The Union Survives Another State of the Union Speech

Life on Planet SOTU


"Middle-Class Economics": a phrase so bland it makes me miss "Opportunity Society"

The state of our union is strong. It can withstand wars, economic crises, and long speeches by powerful gasbags. Tonight we survived a presidential address that began with a promise—"I want to focus less on a checklist of proposals"—and then promptly broke it, giving us a policy agenda that covered everything from community-college subsidies to the exploration of Mars.

Well, not everything. I couldn't help noticing, when Obama got around to giving criminal justice reform a shoutout, that the subject didn't come up during his laundry list of actual proposals. Other times he called for a measure that wasn't quite as substantial as it sounded. While he promised to ask Congress for authorization to fight ISIS, for example, that concession to the Constitution would have been more meaningful if he'd requested permission before he entered the war.

At one moment, waxing green, Obama invoked "the one planet we've got." But he spent a good deal of his speech describing a second world, one wildly different from the planet most of us live on.
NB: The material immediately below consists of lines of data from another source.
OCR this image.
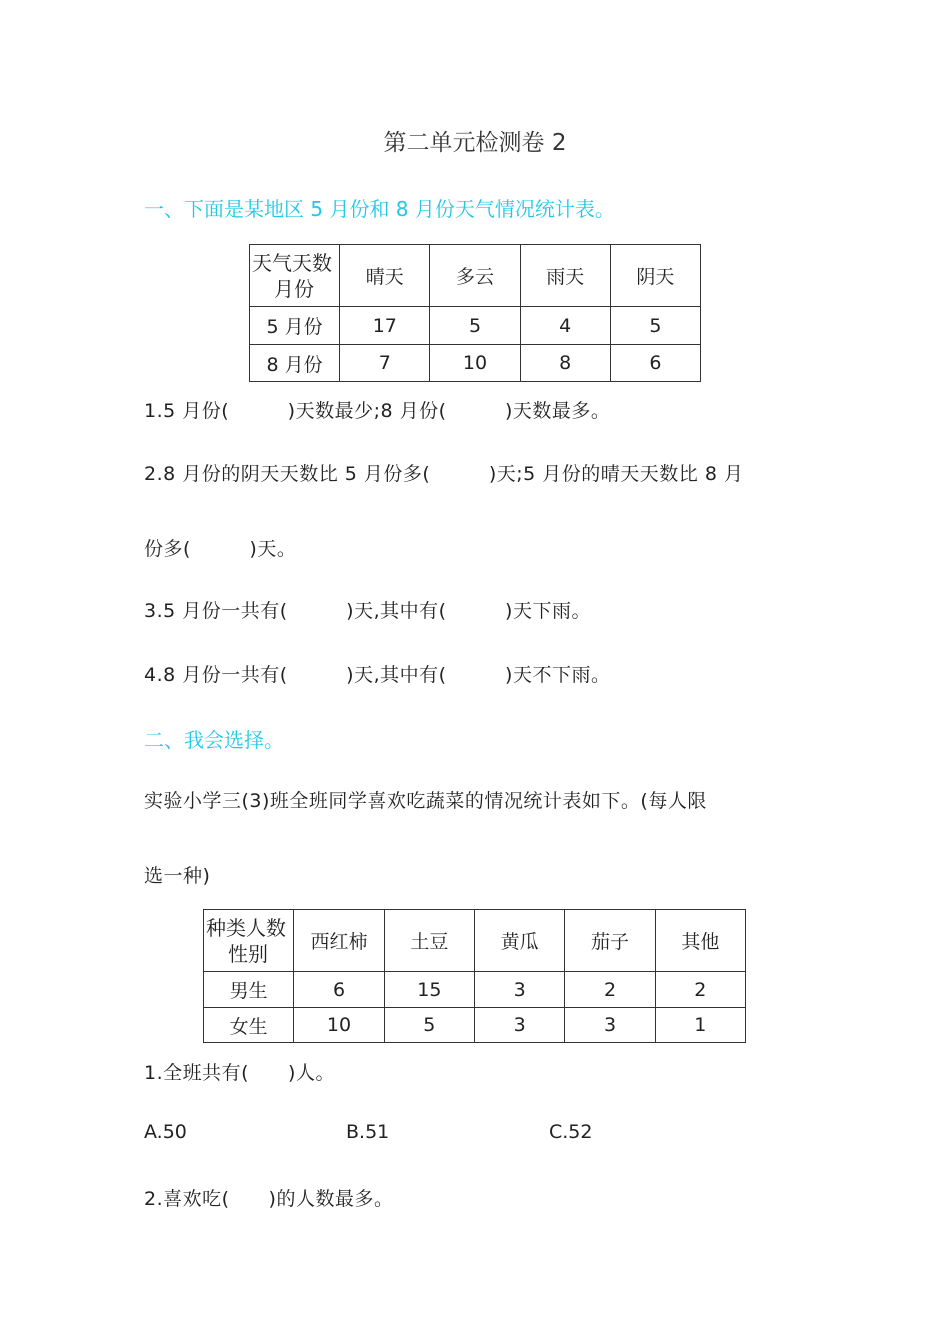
第二单元检测卷 2
一、下面是某地区 5 月份和 8 月份天气情况统计表。
天气天数
月份	晴天	多云	雨天	阴天
5 月份	17	5	4	5
8 月份	7	10	8	6
1.5 月份(　　　)天数最少;8 月份(　　　)天数最多。
2.8 月份的阴天天数比 5 月份多(　　　)天;5 月份的晴天天数比 8 月
份多(　　　)天。
3.5 月份一共有(　　　)天,其中有(　　　)天下雨。
4.8 月份一共有(　　　)天,其中有(　　　)天不下雨。
二、我会选择。
实验小学三(3)班全班同学喜欢吃蔬菜的情况统计表如下。(每人限
选一种)
种类人数
性别	西红柿	土豆	黄瓜	茄子	其他
男生	6	15	3	2	2
女生	10	5	3	3	1
1.全班共有(　　)人。
A.50	B.51	C.52
2.喜欢吃(　　)的人数最多。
On Planet SOTU, the drone war is "properly constrained" and the White House makes sure to "defend free speech." Here on Earth, the administration claimed the drone strike that killed Abdulrahman al-Awlaki was perfectly legal, and it responded to an attack on a U.S. embassy by pressuring YouTube to take down a video.

The most alien moment of all came when Obama told us "we need to set our sights higher than making sure the government doesn't screw things up." First things first, Mr. President. For now, not screwing things up would be a really good goal.

And the Republican response? I thought the animatronic Joni Ernst that delivered it was pretty good. Its monotone sounded almost human, and it really mastered all three of its facial expressions. I was also impressed with the platitude-generating algorithm that produced the GOP speech—it won't be passing a Turing test anytime soon, but clearly it's getting close. As a political agenda, there isn't much to cheer here, but as a glimpse of our high-tech future, it's almost as exciting as Obama's discovery of an alien world.